Kyle Smith of National Review Online rebuts the notion that today’s rioters are emulating civil rights icon Martin Luther King.

Among the more contemptible rhetorical tricks used this past weekend was the hijacking of Martin Luther King Jr. to enlist him in the cause of rioting. Celebrities, activists, leading journalistic institutions, and even the Martin Luther King Jr. Center itself are participating in a misinformation campaign by citing King’s remark that “the riot is the language of the unheard” but leaving out the context in which he said it. King was no proponent of riots.

The “language of the unheard” comment comes from King’s “the Other America” speech, two versions of which King gave, one on April 14, 1967, at Stanford, and the other on March 14, 1968, at Grosse Point South High School. These speeches are demands for better living conditions for blacks, not just technical legal equality before the law. King didn’t defend rioters but merely said that there was understandable anger underlying their actions. …

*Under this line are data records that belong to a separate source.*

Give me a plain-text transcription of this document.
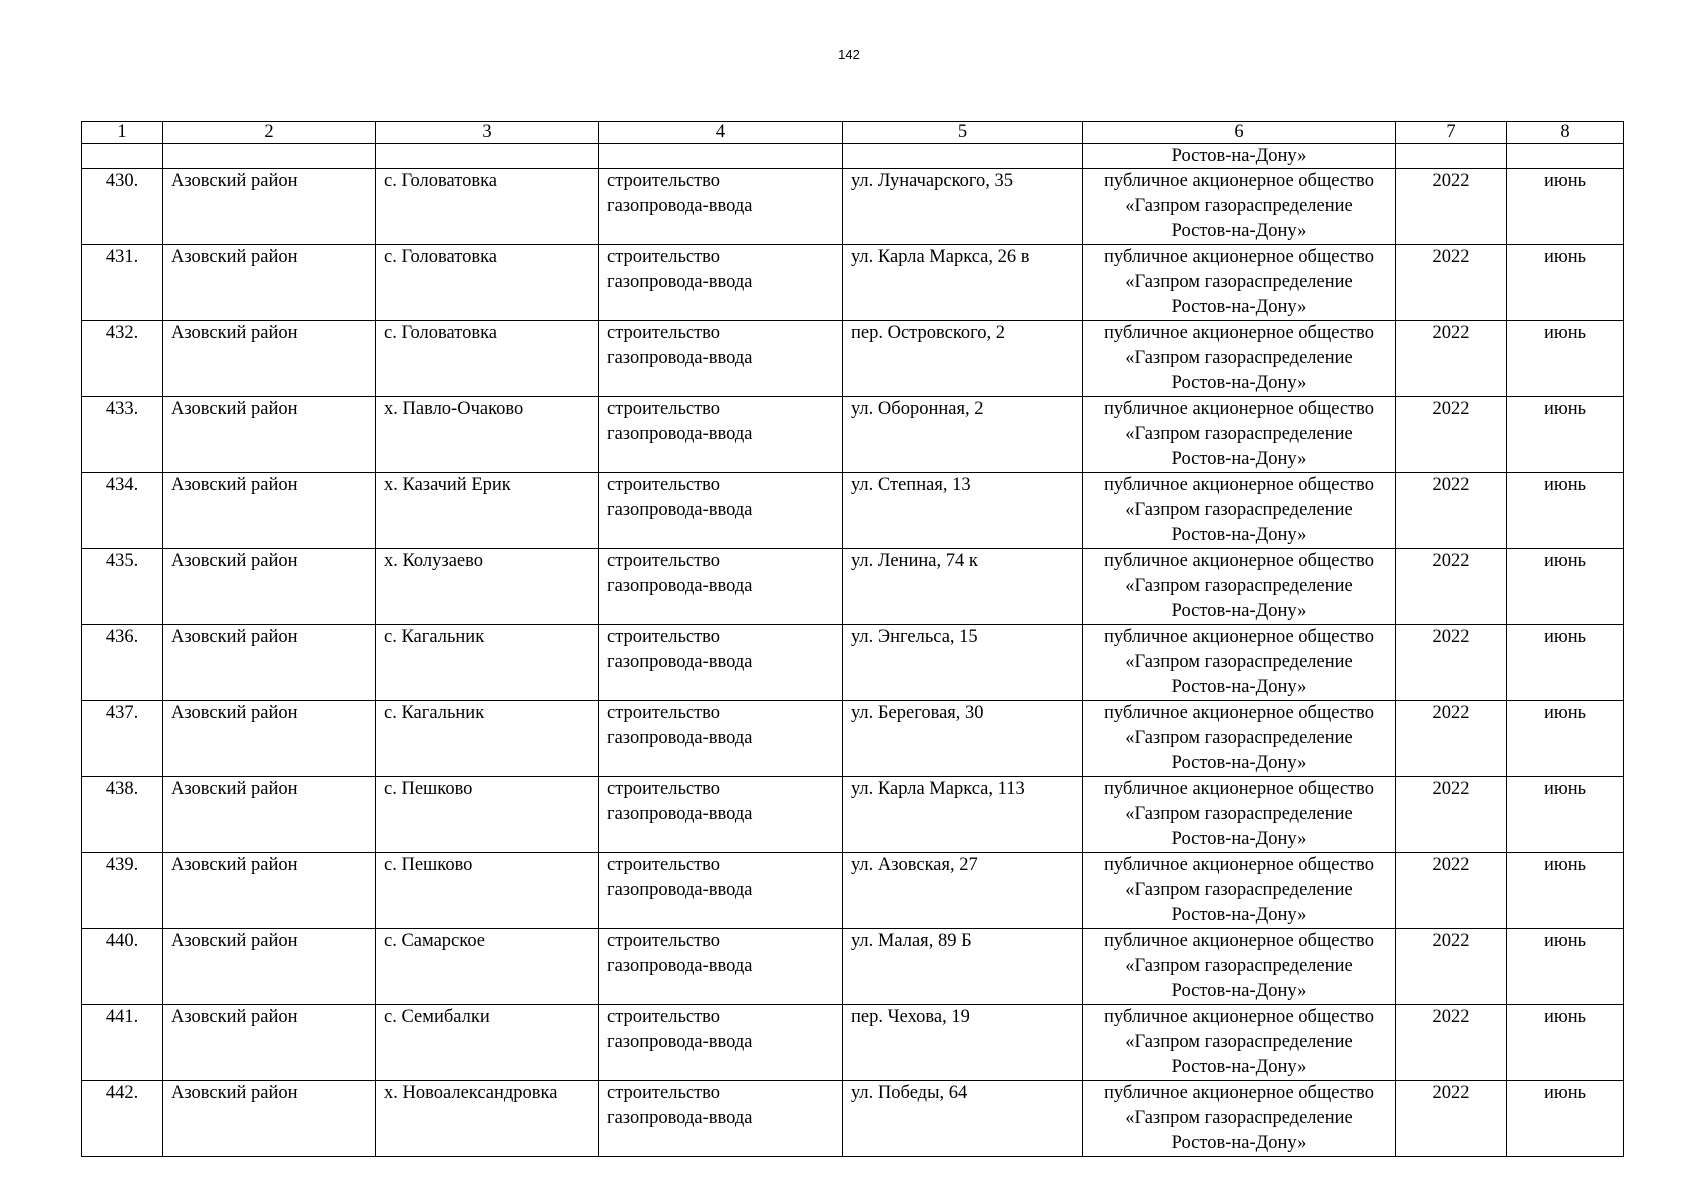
142
1	2	3	4	5	6	7	8
					Ростов-на-Дону»		
430.	Азовский район	с. Головатовка	строительство
газопровода-ввода	ул. Луначарского, 35	публичное акционерное общество
«Газпром газораспределение
Ростов-на-Дону»	2022	июнь
431.	Азовский район	с. Головатовка	строительство
газопровода-ввода	ул. Карла Маркса, 26 в	публичное акционерное общество
«Газпром газораспределение
Ростов-на-Дону»	2022	июнь
432.	Азовский район	с. Головатовка	строительство
газопровода-ввода	пер. Островского, 2	публичное акционерное общество
«Газпром газораспределение
Ростов-на-Дону»	2022	июнь
433.	Азовский район	х. Павло-Очаково	строительство
газопровода-ввода	ул. Оборонная, 2	публичное акционерное общество
«Газпром газораспределение
Ростов-на-Дону»	2022	июнь
434.	Азовский район	х. Казачий Ерик	строительство
газопровода-ввода	ул. Степная, 13	публичное акционерное общество
«Газпром газораспределение
Ростов-на-Дону»	2022	июнь
435.	Азовский район	х. Колузаево	строительство
газопровода-ввода	ул. Ленина, 74 к	публичное акционерное общество
«Газпром газораспределение
Ростов-на-Дону»	2022	июнь
436.	Азовский район	с. Кагальник	строительство
газопровода-ввода	ул. Энгельса, 15	публичное акционерное общество
«Газпром газораспределение
Ростов-на-Дону»	2022	июнь
437.	Азовский район	с. Кагальник	строительство
газопровода-ввода	ул. Береговая, 30	публичное акционерное общество
«Газпром газораспределение
Ростов-на-Дону»	2022	июнь
438.	Азовский район	с. Пешково	строительство
газопровода-ввода	ул. Карла Маркса, 113	публичное акционерное общество
«Газпром газораспределение
Ростов-на-Дону»	2022	июнь
439.	Азовский район	с. Пешково	строительство
газопровода-ввода	ул. Азовская, 27	публичное акционерное общество
«Газпром газораспределение
Ростов-на-Дону»	2022	июнь
440.	Азовский район	с. Самарское	строительство
газопровода-ввода	ул. Малая, 89 Б	публичное акционерное общество
«Газпром газораспределение
Ростов-на-Дону»	2022	июнь
441.	Азовский район	с. Семибалки	строительство
газопровода-ввода	пер. Чехова, 19	публичное акционерное общество
«Газпром газораспределение
Ростов-на-Дону»	2022	июнь
442.	Азовский район	х. Новоалександровка	строительство
газопровода-ввода	ул. Победы, 64	публичное акционерное общество
«Газпром газораспределение
Ростов-на-Дону»	2022	июнь
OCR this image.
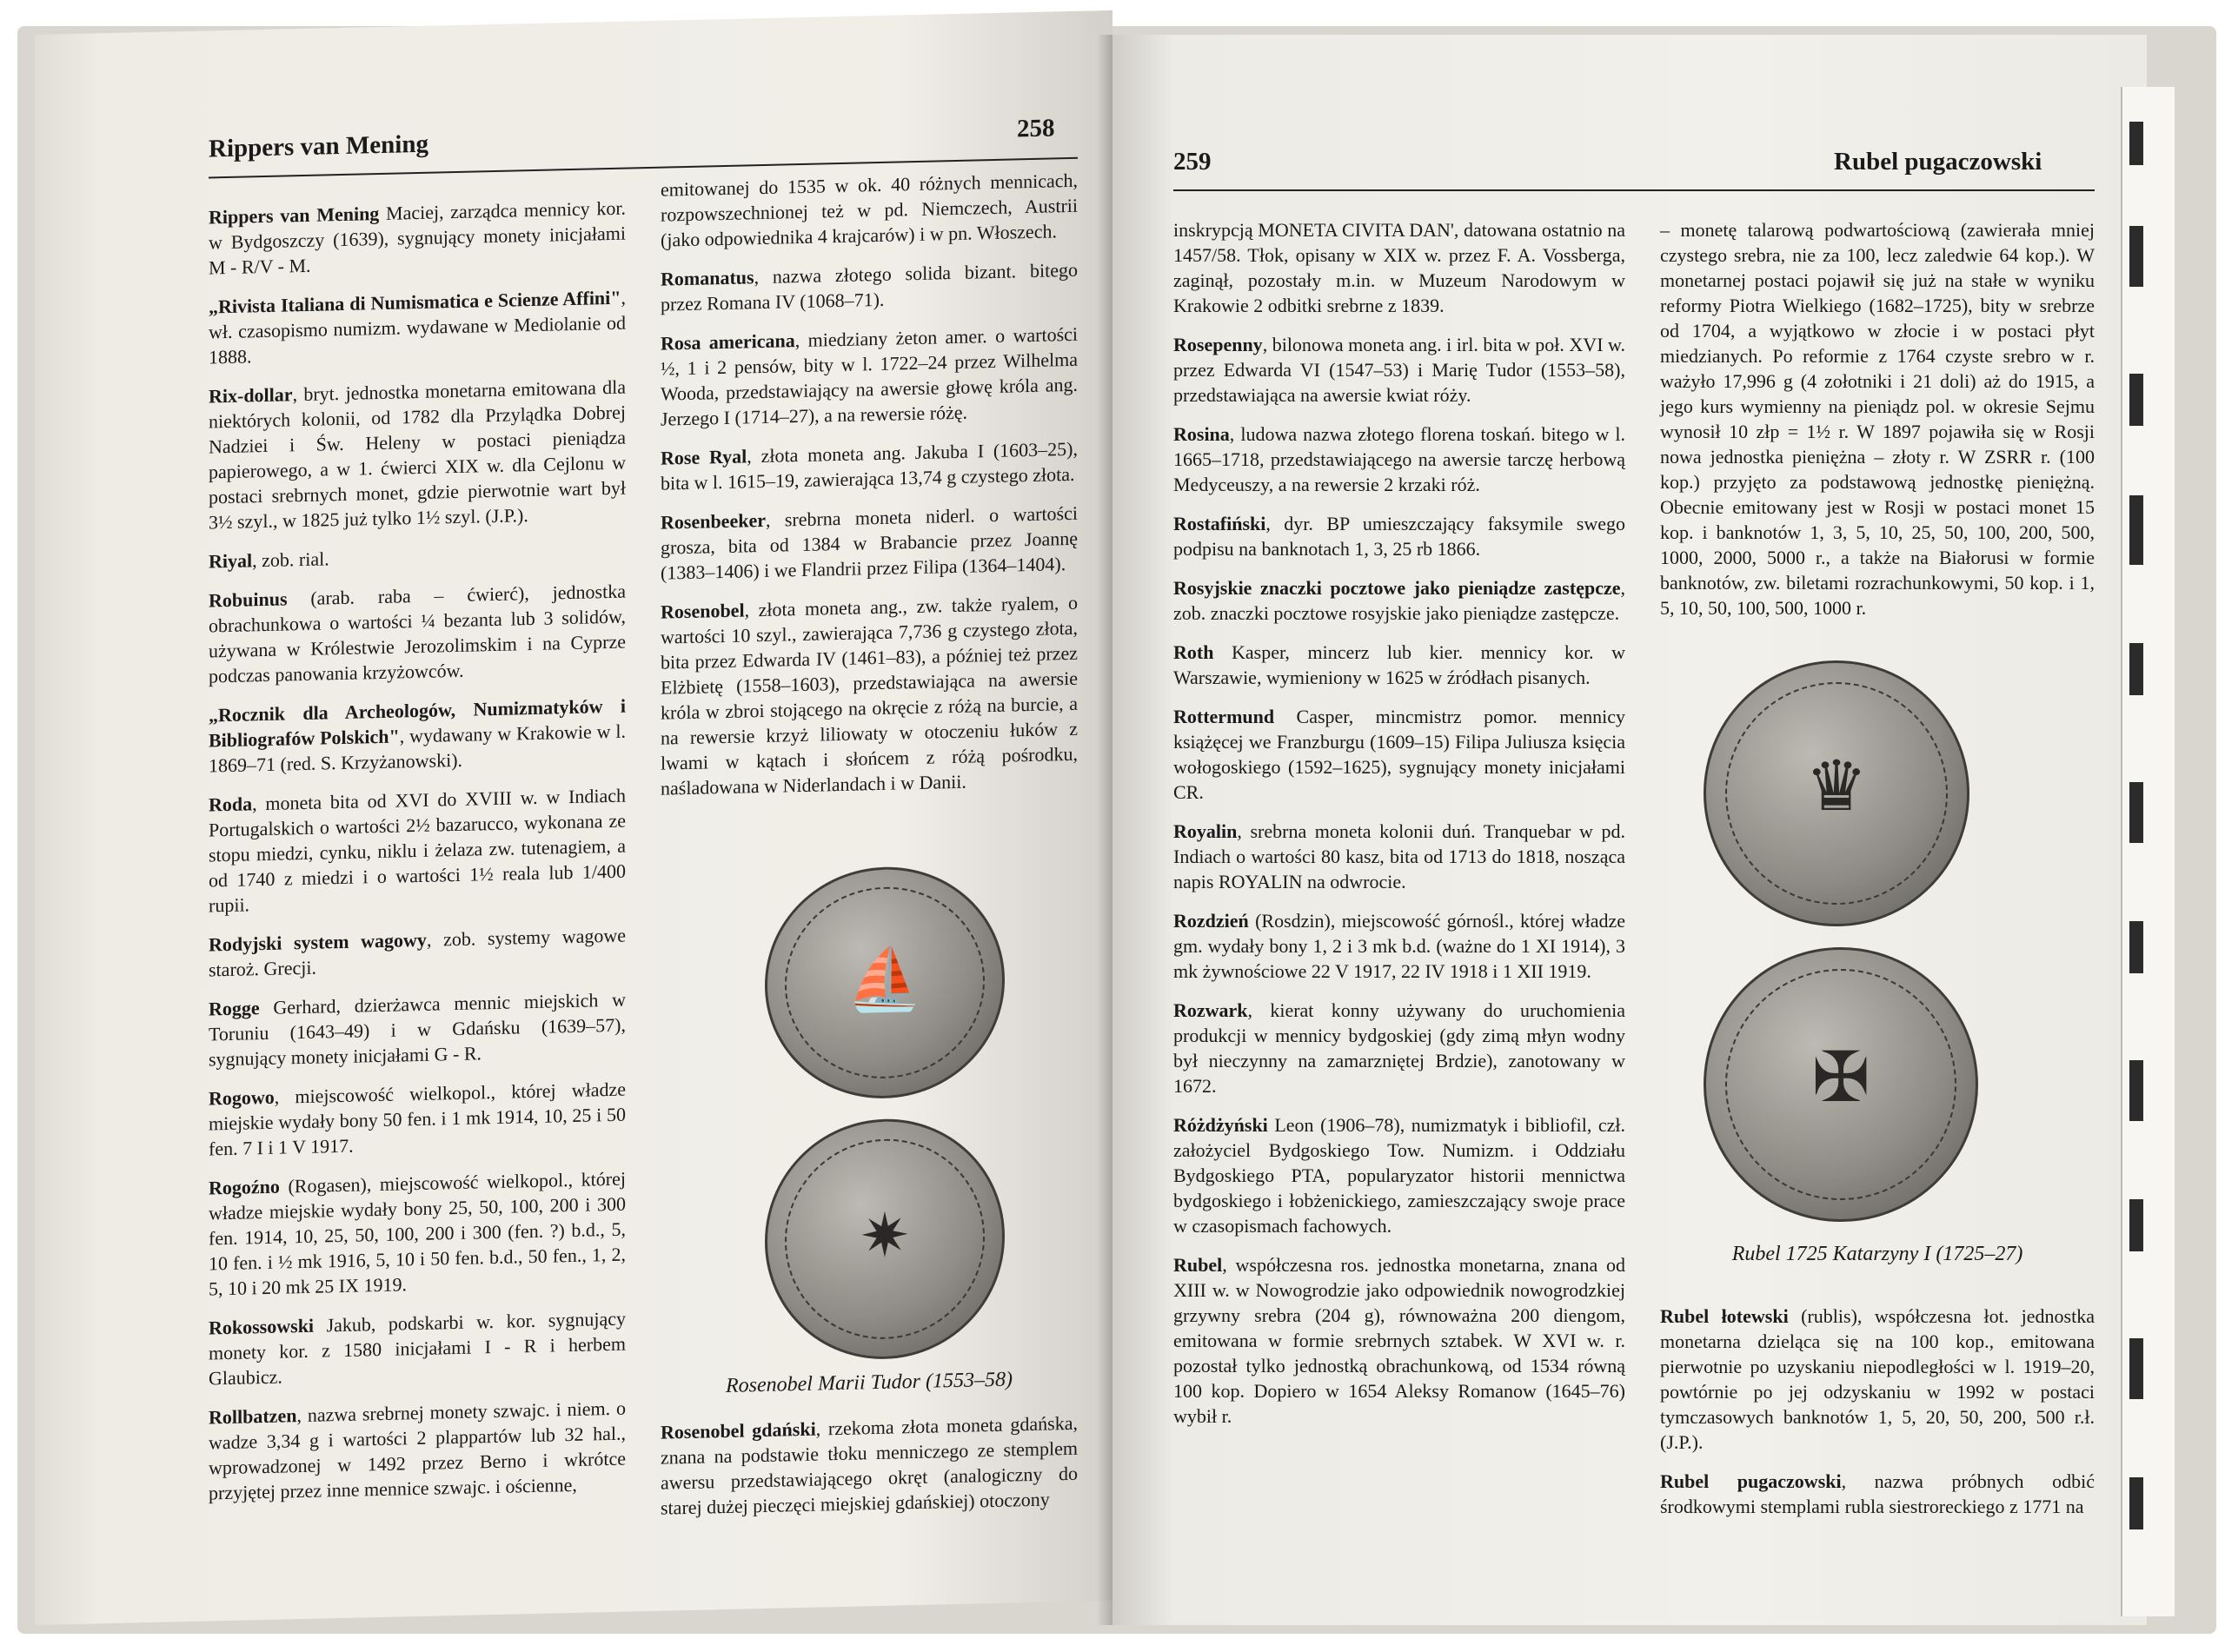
Rippers van Mening
258

Rippers van Mening Maciej, zarządca mennicy kor. w Bydgoszczy (1639), sygnujący monety inicjałami M - R/V - M.

„Rivista Italiana di Numismatica e Scienze Affini", wł. czasopismo numizm. wydawane w Mediolanie od 1888.

Rix-dollar, bryt. jednostka monetarna emitowana dla niektórych kolonii, od 1782 dla Przylądka Dobrej Nadziei i Św. Heleny w postaci pieniądza papierowego, a w 1. ćwierci XIX w. dla Cejlonu w postaci srebrnych monet, gdzie pierwotnie wart był 3½ szyl., w 1825 już tylko 1½ szyl. (J.P.).

Riyal, zob. rial.

Robuinus (arab. raba – ćwierć), jednostka obrachunkowa o wartości ¼ bezanta lub 3 solidów, używana w Królestwie Jerozolimskim i na Cyprze podczas panowania krzyżowców.

„Rocznik dla Archeologów, Numizmatyków i Bibliografów Polskich", wydawany w Krakowie w l. 1869–71 (red. S. Krzyżanowski).

Roda, moneta bita od XVI do XVIII w. w Indiach Portugalskich o wartości 2½ bazarucco, wykonana ze stopu miedzi, cynku, niklu i żelaza zw. tutenagiem, a od 1740 z miedzi i o wartości 1½ reala lub 1/400 rupii.

Rodyjski system wagowy, zob. systemy wagowe staroż. Grecji.

Rogge Gerhard, dzierżawca mennic miejskich w Toruniu (1643–49) i w Gdańsku (1639–57), sygnujący monety inicjałami G - R.

Rogowo, miejscowość wielkopol., której władze miejskie wydały bony 50 fen. i 1 mk 1914, 10, 25 i 50 fen. 7 I i 1 V 1917.

Rogoźno (Rogasen), miejscowość wielkopol., której władze miejskie wydały bony 25, 50, 100, 200 i 300 fen. 1914, 10, 25, 50, 100, 200 i 300 (fen. ?) b.d., 5, 10 fen. i ½ mk 1916, 5, 10 i 50 fen. b.d., 50 fen., 1, 2, 5, 10 i 20 mk 25 IX 1919.

Rokossowski Jakub, podskarbi w. kor. sygnujący monety kor. z 1580 inicjałami I - R i herbem Glaubicz.

Rollbatzen, nazwa srebrnej monety szwajc. i niem. o wadze 3,34 g i wartości 2 plappartów lub 32 hal., wprowadzonej w 1492 przez Berno i wkrótce przyjętej przez inne mennice szwajc. i ościenne,

emitowanej do 1535 w ok. 40 różnych mennicach, rozpowszechnionej też w pd. Niemczech, Austrii (jako odpowiednika 4 krajcarów) i w pn. Włoszech.

Romanatus, nazwa złotego solida bizant. bitego przez Romana IV (1068–71).

Rosa americana, miedziany żeton amer. o wartości ½, 1 i 2 pensów, bity w l. 1722–24 przez Wilhelma Wooda, przedstawiający na awersie głowę króla ang. Jerzego I (1714–27), a na rewersie różę.

Rose Ryal, złota moneta ang. Jakuba I (1603–25), bita w l. 1615–19, zawierająca 13,74 g czystego złota.

Rosenbeeker, srebrna moneta niderl. o wartości grosza, bita od 1384 w Brabancie przez Joannę (1383–1406) i we Flandrii przez Filipa (1364–1404).

Rosenobel, złota moneta ang., zw. także ryalem, o wartości 10 szyl., zawierająca 7,736 g czystego złota, bita przez Edwarda IV (1461–83), a później też przez Elżbietę (1558–1603), przedstawiająca na awersie króla w zbroi stojącego na okręcie z różą na burcie, a na rewersie krzyż liliowaty w otoczeniu łuków z lwami w kątach i słońcem z różą pośrodku, naśladowana w Niderlandach i w Danii.

⛵
✷
Rosenobel Marii Tudor (1553–58)

Rosenobel gdański, rzekoma złota moneta gdańska, znana na podstawie tłoku menniczego ze stemplem awersu przedstawiającego okręt (analogiczny do starej dużej pieczęci miejskiej gdańskiej) otoczony

259	Rubel pugaczowski

inskrypcją MONETA CIVITA DAN', datowana ostatnio na 1457/58. Tłok, opisany w XIX w. przez F. A. Vossberga, zaginął, pozostały m.in. w Muzeum Narodowym w Krakowie 2 odbitki srebrne z 1839.

Rosepenny, bilonowa moneta ang. i irl. bita w poł. XVI w. przez Edwarda VI (1547–53) i Marię Tudor (1553–58), przedstawiająca na awersie kwiat róży.

Rosina, ludowa nazwa złotego florena toskań. bitego w l. 1665–1718, przedstawiającego na awersie tarczę herbową Medyceuszy, a na rewersie 2 krzaki róż.

Rostafiński, dyr. BP umieszczający faksymile swego podpisu na banknotach 1, 3, 25 rb 1866.

Rosyjskie znaczki pocztowe jako pieniądze zastępcze, zob. znaczki pocztowe rosyjskie jako pieniądze zastępcze.

Roth Kasper, mincerz lub kier. mennicy kor. w Warszawie, wymieniony w 1625 w źródłach pisanych.

Rottermund Casper, mincmistrz pomor. mennicy książęcej we Franzburgu (1609–15) Filipa Juliusza księcia wołogoskiego (1592–1625), sygnujący monety inicjałami CR.

Royalin, srebrna moneta kolonii duń. Tranquebar w pd. Indiach o wartości 80 kasz, bita od 1713 do 1818, nosząca napis ROYALIN na odwrocie.

Rozdzień (Rosdzin), miejscowość górnośl., której władze gm. wydały bony 1, 2 i 3 mk b.d. (ważne do 1 XI 1914), 3 mk żywnościowe 22 V 1917, 22 IV 1918 i 1 XII 1919.

Rozwark, kierat konny używany do uruchomienia produkcji w mennicy bydgoskiej (gdy zimą młyn wodny był nieczynny na zamarzniętej Brdzie), zanotowany w 1672.

Różdżyński Leon (1906–78), numizmatyk i bibliofil, czł. założyciel Bydgoskiego Tow. Numizm. i Oddziału Bydgoskiego PTA, popularyzator historii mennictwa bydgoskiego i łobżenickiego, zamieszczający swoje prace w czasopismach fachowych.

Rubel, współczesna ros. jednostka monetarna, znana od XIII w. w Nowogrodzie jako odpowiednik nowogrodzkiej grzywny srebra (204 g), równoważna 200 diengom, emitowana w formie srebrnych sztabek. W XVI w. r. pozostał tylko jednostką obrachunkową, od 1534 równą 100 kop. Dopiero w 1654 Aleksy Romanow (1645–76) wybił r.

– monetę talarową podwartościową (zawierała mniej czystego srebra, nie za 100, lecz zaledwie 64 kop.). W monetarnej postaci pojawił się już na stałe w wyniku reformy Piotra Wielkiego (1682–1725), bity w srebrze od 1704, a wyjątkowo w złocie i w postaci płyt miedzianych. Po reformie z 1764 czyste srebro w r. ważyło 17,996 g (4 zołotniki i 21 doli) aż do 1915, a jego kurs wymienny na pieniądz pol. w okresie Sejmu wynosił 10 złp = 1½ r. W 1897 pojawiła się w Rosji nowa jednostka pieniężna – złoty r. W ZSRR r. (100 kop.) przyjęto za podstawową jednostkę pieniężną. Obecnie emitowany jest w Rosji w postaci monet 15 kop. i banknotów 1, 3, 5, 10, 25, 50, 100, 200, 500, 1000, 2000, 5000 r., a także na Białorusi w formie banknotów, zw. biletami rozrachunkowymi, 50 kop. i 1, 5, 10, 50, 100, 500, 1000 r.

♛
✠
Rubel 1725 Katarzyny I (1725–27)

Rubel łotewski (rublis), współczesna łot. jednostka monetarna dzieląca się na 100 kop., emitowana pierwotnie po uzyskaniu niepodległości w l. 1919–20, powtórnie po jej odzyskaniu w 1992 w postaci tymczasowych banknotów 1, 5, 20, 50, 200, 500 r.ł. (J.P.).

Rubel pugaczowski, nazwa próbnych odbić środkowymi stemplami rubla siestroreckiego z 1771 na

… Such words may not have been the consensus in King’s time, but today few would dispute them. Far from being radical, in 2020 King’s sentiments seem obvious: This past weekend’s riots didn’t develop out of thin air. Riots usually don’t. But though the anger about the killing of George Floyd in Minneapolis was understandable, it was counterproductive for it to turn into a free-for-all of looting, arson, and destruction for its own sake, some of which did not even seem motivated by racial grievances against the police but by the eternal anarchist craving to burn first, propose solutions later.

King would be astonished to hear that people claiming to be his acolytes are quoting parts of the above while completely ignoring his life’s work, which was to achieve change through nonviolent resistance. It’s not as though he was unclear about this.